Malatya Turgut Özal Üniversitesi Rektörü Aysun Bay Karabulut’un; göreve başladığı günden bu yana, Üniversitenin en büyük ve en önemli bilimsel üretimi olarak pazarladığı ve patentinin kendisine ait olduğunu söylediği acı kayısı çekirdeğinden ‘KAYISIR’ adı altında üretilen Prebiyotik Kayısı Ekstresi’nde, içermesi gereken orandan, 100 katının çok üzerindeki oranda, çok etkili bir zehir olan siyanür tespit edildiği ve ilgili mevzuata aykırılık oluşturan bu durum nedeniyle, Tarım ve Orman Bakanlığı tarafından, üretici firmaya 30 bin 416 TL para cezası kesildiği öğrenildi.
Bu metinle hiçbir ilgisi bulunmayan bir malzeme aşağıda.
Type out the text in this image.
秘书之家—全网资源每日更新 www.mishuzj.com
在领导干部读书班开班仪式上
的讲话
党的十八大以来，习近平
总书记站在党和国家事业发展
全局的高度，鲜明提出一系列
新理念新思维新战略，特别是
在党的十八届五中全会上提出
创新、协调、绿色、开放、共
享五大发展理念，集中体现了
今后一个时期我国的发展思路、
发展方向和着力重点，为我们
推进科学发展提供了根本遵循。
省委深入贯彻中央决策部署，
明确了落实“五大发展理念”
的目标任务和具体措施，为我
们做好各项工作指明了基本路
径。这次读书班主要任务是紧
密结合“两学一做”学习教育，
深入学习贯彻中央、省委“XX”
MTÜ’ye ait olması gereken, ancak, MTÜ Yönetimi tarafından özel şahıslara ait kılınan tesisi işleten üretici firma, kesilen para cezasının iptali için yargıya gitti. Yargı; itirazı reddederken, söz konusu gıda takviyesinin, ‘zehir deposu’ olduğu yorumlarına neden olacak siyanür değerleri de mahkeme kararında yer aldı.
Adeta siyanür deposu
İtirazı görüşen Malatya 3. Sulh Ceza Hakimliği; yapılan analizler sonucunda, Malatya Turgut Özal Üniversitesi logosu ile üretilen ve Kayısır markası ile pazarlanan kayısı ekstresi / ekstraktında bulunması gereken oranın çok üzerinde siyanür bulunduğunun anlaşıldığını, bu nedenle Tarım ve Orman Bakanlığı’nın kestiği cezanın yasaya ve usule uygun bulunduğunun anlaşılmasından hareketle kurduğu hükümde, para cezasının iptaline yönelik talebi reddetti.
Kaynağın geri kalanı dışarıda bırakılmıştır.